This has to be one of the more hilarious summaries of the EU crisis I’ve seen (from the latest issue of BusinessWeek). Click on the image to see it in full (readable) size.
You might imagine that the schoolyard squabbling among European leaders, on the heels of the divisive debt ceiling showdown in the U.S., has further reinforced the conviction of Chinese leaders in the superiority of their own one-party autocratic system. And on some level it has. But there’s also a profound nervousness and uncertainty brewing among China’s ruling elite, as this excellent article in the Financial Times points out. The headline sounds rather innocuous, but the conclusions — I particularly call your attention to the article’s last three paragraphs — are too explosive for me to reprint in a blog authored in China. You’ll know what I’m talking about when you read it.

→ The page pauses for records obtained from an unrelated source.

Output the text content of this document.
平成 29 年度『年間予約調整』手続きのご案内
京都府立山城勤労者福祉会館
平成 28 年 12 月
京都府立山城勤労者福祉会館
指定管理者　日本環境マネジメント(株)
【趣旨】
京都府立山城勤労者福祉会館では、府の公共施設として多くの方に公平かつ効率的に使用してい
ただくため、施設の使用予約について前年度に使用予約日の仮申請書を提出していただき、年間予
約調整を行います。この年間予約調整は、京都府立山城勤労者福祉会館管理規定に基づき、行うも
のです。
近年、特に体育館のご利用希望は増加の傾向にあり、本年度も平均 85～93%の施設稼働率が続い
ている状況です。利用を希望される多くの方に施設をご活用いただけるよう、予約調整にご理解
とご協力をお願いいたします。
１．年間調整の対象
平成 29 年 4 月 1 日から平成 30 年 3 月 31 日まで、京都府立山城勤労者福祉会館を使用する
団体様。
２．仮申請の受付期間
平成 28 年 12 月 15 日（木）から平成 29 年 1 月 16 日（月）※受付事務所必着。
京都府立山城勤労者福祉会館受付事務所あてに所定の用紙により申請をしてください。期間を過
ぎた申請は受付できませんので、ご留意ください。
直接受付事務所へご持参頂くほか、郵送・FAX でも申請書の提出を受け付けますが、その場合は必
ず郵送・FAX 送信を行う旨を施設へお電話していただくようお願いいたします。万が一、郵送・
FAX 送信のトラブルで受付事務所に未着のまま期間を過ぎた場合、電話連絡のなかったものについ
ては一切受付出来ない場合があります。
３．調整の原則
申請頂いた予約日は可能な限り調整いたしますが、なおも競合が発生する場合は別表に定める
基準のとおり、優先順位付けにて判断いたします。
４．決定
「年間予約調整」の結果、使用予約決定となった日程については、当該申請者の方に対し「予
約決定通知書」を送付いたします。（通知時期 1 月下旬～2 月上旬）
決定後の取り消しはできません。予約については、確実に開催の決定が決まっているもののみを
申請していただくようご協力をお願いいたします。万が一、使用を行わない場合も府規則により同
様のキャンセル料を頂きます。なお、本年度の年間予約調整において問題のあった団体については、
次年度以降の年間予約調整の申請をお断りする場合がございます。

Along a similar vein, you should also read and/or listen to this story in NPR, about the growing divide (and serious lack of consensus) between two camps — parties, if you will — within China’s leadership, the populist “New Left” movement as typified by Chongqing party boss Bo Xilai, and the liberal market reformers, symbolized by his Chongqing predecessor, now Guangdong party boss, Wang Yang. I hinted briefly at these tensions in my profile of Bo in my primer on China’s upcoming political leadership transition, but the outlines of the conflict have sharpened considerably — and spilled into the public arena – in the months since I wrote that post. Since the debate coincides – approximately — with a struggle over economic policy between the statist NDRC (state planning bureau) and the market-reformist PBOC (central bank), Bo and Wang’s rival aspirations to join the 9-man Politburo Standing Committee next year may serve as a flash point that symbolizes a much broader contest over China’s future direction.
Peter Ford also has a thoughtful and well-balanced article this week in the Christian Science Monitor that is well worth reading, on China’s efforts to define “what it wants” on the world stage as a rising power. Its webpage also happens to have an interesting graphic showing the evolving pattern of who (including China) owns the U.S. national debt. Good stuff.